It is perhaps appropriate for a book that centres around the battle for the afterlife to begin this review with a confession: this was my first encounter with Iain M Banks' Culture series of science fiction novels. At first, I worried that this put me at a significant disadvantage as for the first 100 or so pages, I spend most of the time being completely confused about what was going on. However, as the strands started to come together, it became apparent that this is partly Banks' style and indeed it's one he uses in his non-science fiction books too. Keep going, it does come together.
As in his non-sci fi works, Banks juggles stories and characters with dazzling effect. He takes a number of characters whose stories may or may not ultimately come together and switches between their stories. And just when you think one line of story is not going anywhere in particular, he twists it round and it all makes perfect sense. The confusion is compounded by the fact that he is covering both the `Real' and `virtual' worlds, and particularly in the virtual worlds, characters may take on different roles and identities. Sound confusing? Well, it is at first but it's also highly entertaining, not to mention clever.
To the uninitiated, the Culture is a fictional interstellar enlightened, socialist, and utopian society operating amongst other, less benevolent and lesser civilized civilizations. This is at least the eighth book to feature the Culture, which first started with Consider Phlebas featuring the Culture's religious war against the Idiran Empire. We are told that the events of Surface Detail occur a millennium and a half after this war.
Surface Detail begins when Lededje Y'breq, a tattooed slave (surface detail, you see?) is attempting to escape from her evil owner, the rich and powerful Veppers who has made his family fortune in virtual war games. He's like an evil cross between Bill Gates and Hugh Heffner.
Meanwhile, in another part of the galaxy, a war rages over the right for Hell to exist. At first the Culture is not directly involved in this war being fought out in a virtual environment with the antagonists agreeing to abide by the outcome in the Real, which strikes me as a very good way of settling disputes.

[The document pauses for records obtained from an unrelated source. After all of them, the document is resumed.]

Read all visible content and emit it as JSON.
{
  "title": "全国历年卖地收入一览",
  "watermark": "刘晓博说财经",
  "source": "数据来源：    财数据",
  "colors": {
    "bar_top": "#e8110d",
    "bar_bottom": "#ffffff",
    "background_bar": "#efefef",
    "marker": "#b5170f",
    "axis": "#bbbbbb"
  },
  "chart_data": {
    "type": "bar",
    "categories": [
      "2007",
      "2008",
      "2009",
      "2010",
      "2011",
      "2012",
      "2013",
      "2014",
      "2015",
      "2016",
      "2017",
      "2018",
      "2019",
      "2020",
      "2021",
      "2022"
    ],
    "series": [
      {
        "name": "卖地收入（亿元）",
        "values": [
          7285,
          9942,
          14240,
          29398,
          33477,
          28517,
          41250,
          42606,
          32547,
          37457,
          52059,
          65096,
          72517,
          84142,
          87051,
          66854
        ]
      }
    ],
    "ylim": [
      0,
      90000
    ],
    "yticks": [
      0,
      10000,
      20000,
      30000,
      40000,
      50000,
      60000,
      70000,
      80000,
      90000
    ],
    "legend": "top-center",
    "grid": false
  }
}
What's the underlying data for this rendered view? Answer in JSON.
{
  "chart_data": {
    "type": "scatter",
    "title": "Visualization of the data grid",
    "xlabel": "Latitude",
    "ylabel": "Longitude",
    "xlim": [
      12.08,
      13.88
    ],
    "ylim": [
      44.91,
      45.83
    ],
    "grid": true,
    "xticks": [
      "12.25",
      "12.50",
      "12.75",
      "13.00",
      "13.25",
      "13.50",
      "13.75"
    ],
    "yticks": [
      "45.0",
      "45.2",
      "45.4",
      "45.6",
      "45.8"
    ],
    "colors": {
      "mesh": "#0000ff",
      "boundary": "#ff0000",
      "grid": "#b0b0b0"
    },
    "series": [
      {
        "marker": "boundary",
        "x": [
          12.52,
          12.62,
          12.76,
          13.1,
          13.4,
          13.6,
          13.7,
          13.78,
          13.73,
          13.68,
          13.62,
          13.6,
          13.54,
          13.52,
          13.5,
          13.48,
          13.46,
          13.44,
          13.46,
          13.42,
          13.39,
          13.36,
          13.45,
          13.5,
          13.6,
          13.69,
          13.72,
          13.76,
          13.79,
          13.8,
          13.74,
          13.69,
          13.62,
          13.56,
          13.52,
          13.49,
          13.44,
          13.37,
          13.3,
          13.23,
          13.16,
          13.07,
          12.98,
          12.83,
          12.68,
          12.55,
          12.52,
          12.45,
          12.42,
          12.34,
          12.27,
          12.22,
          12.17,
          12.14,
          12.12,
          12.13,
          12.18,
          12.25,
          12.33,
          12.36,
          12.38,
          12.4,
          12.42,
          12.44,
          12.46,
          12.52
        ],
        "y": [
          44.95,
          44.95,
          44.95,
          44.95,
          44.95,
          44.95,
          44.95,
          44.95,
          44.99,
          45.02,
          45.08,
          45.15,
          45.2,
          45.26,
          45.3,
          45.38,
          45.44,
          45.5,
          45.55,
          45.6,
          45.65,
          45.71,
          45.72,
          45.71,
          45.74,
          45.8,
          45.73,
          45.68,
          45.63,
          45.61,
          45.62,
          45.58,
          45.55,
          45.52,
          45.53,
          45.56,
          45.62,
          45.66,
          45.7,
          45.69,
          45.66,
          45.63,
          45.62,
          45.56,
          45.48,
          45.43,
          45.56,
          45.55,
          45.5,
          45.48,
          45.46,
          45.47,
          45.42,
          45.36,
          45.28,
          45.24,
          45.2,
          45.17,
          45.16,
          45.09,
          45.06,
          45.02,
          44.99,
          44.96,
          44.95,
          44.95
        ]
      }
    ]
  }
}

But that will change as the virtual war spills over into the Real.
This is terrifically bad news for the galaxy, but great news for the reader as it brings into play the Culture war ship `'Falling Outside The Normal Moral Constraints'` and it's avatar Demeisen introducing that classic sci fi fall back of entertaining computers communicating with humans. It maybe a well-used trick, but it affords great opportunity for humour. And if you think that ship's title is good, how about the `'Sense Amidst Madness, Wit Amidst Folly'`. I know that in the current economic climate cuts are likely in Defence spending here on Earth, but surely we can put something aside to re-name some of our Navy with these names!
There's double-crossing aplenty, action, revenge, love stories, virtual and real action, tech and humour and some terrific characters. But what sets this book apart is the quality of the writing and the depth of the author's imagination. Amongst all the mayhem, Banks raises some interesting questions about identity, death and the whole point of Hell.
Fans of the Culture series will need no encouragement to grab this latest installment. Sure, it can be confusing at times and Banks does rather leave some stories hanging (although he presents a little potted outcome of the characters at the end) but it's a wonderful trip and I for one will be eagerly diving into the earlier books.